You can't make someone love you and you can't make someone stay. If she leaves again, it'll be up to you to make it so she can't come back otherwise she won't see the error in her ways. If you stay, what's to say she just won't leave again? Unfortunately, this also means you can't be with her. The good new is though that you will heal. She may not, but that's not really your concern. If she leaves don't take her back, don't be her friend, simply cut her out - you'll be glad you did after you heal.

  • Like 1
Posted

What was the reason for the breakup?

Posted
on-again, off-again relationships can be really heart breaking and toxic. The one thing i learned though is that if this person isn't putting their 100% into it, it's over.

 

....

 

How can you commit to someone who you can't trust to stay with you?

exactly. This.

Posted

She is taking you for granted. She knows you love her, and is using you as her fallback person in times of emotional need/anxiety/loneliness. She is treating you as a doormat, because she knows you love her too much to not give her a second, third, fourth, fifth, ... nth chance. Stop doing this to yourself. Mine has dumped me twice already, formally -- he has also sent me several emails telling me "looks like we're finished", but those times I convinced him to stay. So "officially", I have been dumped twice, and this second time it looks like he's gonna take his sweet time to come back (if at all), but I have decided that I have given him way too many chances to get his act together, and I will not be someone's option that they come running back to when they realize that they are lonely and that no one loves them. Do yourself a favour and cut her out of your life. I did. 15 days of NC so far (starting from the day I was dumped), and still going strong. It's not easy, but it can be done. The only time I got close to contacting him was during a moment of extraordinary weakness and pain, when I found out that my dad might have cancer, but even then, I forced myself not to text him. I have too much self-respect, after what he did to me.

  • Like 1
Posted

This is what my ex usually does to me. He is a drama king and I believe he only loves himself being a heroine of sad love stories or something like that. My ex says that "I don't know why.. but I cannot stop loving you but I also cannot loving you 100%. It hurts me..", "I feel guilty for that I cannot love you as much you love me... I'm so sorry"

 

I think people like your ex and my ex ONLY love themselves being victim in the relationship and they are unhappy in a happily relationship because they cannot play any drama to be victim.

 

For my ex, he questions for the relationship when it's in good term, and destroys it to play a game or drama. He is very immature, insecure, and emotionally weak.

 

As NoMoreJerks said, your ex takes you for granted, which my ex had done to me too.
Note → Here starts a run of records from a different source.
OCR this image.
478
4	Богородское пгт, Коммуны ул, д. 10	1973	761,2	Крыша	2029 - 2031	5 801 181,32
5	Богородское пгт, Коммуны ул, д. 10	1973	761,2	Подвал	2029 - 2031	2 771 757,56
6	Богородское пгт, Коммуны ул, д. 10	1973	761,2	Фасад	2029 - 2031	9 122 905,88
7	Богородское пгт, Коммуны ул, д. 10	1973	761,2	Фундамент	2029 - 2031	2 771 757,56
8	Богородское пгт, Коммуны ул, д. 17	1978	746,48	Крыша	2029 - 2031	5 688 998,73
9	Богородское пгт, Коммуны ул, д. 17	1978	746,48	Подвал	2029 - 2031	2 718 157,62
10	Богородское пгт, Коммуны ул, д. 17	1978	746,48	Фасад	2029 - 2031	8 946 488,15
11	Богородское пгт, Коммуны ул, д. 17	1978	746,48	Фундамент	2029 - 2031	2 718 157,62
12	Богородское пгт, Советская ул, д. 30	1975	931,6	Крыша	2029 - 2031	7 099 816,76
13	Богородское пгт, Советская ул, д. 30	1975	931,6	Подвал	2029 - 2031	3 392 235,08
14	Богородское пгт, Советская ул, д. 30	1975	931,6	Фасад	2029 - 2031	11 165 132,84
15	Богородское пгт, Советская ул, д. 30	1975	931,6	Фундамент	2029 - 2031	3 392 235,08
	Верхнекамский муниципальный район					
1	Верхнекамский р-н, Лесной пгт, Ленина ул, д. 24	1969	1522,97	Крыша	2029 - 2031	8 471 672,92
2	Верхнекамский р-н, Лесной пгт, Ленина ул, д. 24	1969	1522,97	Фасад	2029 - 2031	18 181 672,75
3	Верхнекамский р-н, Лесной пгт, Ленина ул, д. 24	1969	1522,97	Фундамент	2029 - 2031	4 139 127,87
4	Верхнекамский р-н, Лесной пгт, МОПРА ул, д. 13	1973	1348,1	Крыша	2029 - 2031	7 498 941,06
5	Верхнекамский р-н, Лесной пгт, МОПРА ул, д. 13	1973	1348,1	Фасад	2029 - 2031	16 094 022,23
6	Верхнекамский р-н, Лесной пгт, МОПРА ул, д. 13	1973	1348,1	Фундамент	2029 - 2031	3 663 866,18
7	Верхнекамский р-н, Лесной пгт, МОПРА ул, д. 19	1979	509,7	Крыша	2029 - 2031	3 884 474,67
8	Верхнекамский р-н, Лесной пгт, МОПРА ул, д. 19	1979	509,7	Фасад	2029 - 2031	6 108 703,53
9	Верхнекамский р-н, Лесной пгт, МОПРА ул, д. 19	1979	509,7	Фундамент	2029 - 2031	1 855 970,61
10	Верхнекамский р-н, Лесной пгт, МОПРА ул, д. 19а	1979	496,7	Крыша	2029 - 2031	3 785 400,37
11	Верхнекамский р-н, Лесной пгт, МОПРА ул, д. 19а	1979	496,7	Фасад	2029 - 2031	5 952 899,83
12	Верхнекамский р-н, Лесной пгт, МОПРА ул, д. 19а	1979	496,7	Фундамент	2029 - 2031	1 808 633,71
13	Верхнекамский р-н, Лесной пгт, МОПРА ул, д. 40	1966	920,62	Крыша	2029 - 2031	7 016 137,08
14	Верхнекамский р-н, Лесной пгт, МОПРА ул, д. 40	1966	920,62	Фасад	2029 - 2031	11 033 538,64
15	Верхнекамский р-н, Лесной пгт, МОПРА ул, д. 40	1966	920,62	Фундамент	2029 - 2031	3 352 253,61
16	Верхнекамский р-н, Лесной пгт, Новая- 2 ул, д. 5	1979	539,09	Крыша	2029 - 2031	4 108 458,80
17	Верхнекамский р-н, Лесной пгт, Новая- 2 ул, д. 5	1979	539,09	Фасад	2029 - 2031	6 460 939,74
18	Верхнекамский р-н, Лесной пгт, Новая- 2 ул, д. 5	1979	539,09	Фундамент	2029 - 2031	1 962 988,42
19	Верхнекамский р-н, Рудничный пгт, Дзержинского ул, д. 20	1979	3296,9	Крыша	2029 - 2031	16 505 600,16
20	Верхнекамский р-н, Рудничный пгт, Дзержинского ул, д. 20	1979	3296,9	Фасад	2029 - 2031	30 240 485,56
your ex can play games she loves with you anytime because she knows that you would not leave her emotionally.

My ex kept leaving me for exactly same reason and I took him back 3 times in the past, I assume that reason doesn't matter for these kind of exs, it is not a "reason", it is just a "excuse" to escape from the relationship. So their reasons are very selfish and careless, sometimes hurtful to the dumpee.

 

Be strong. This doesn't mean that you have to give up on your ex. You both could be together again someday, but first you have to be strong to keep your statement to her keeping breaking up with you and taking you for granted.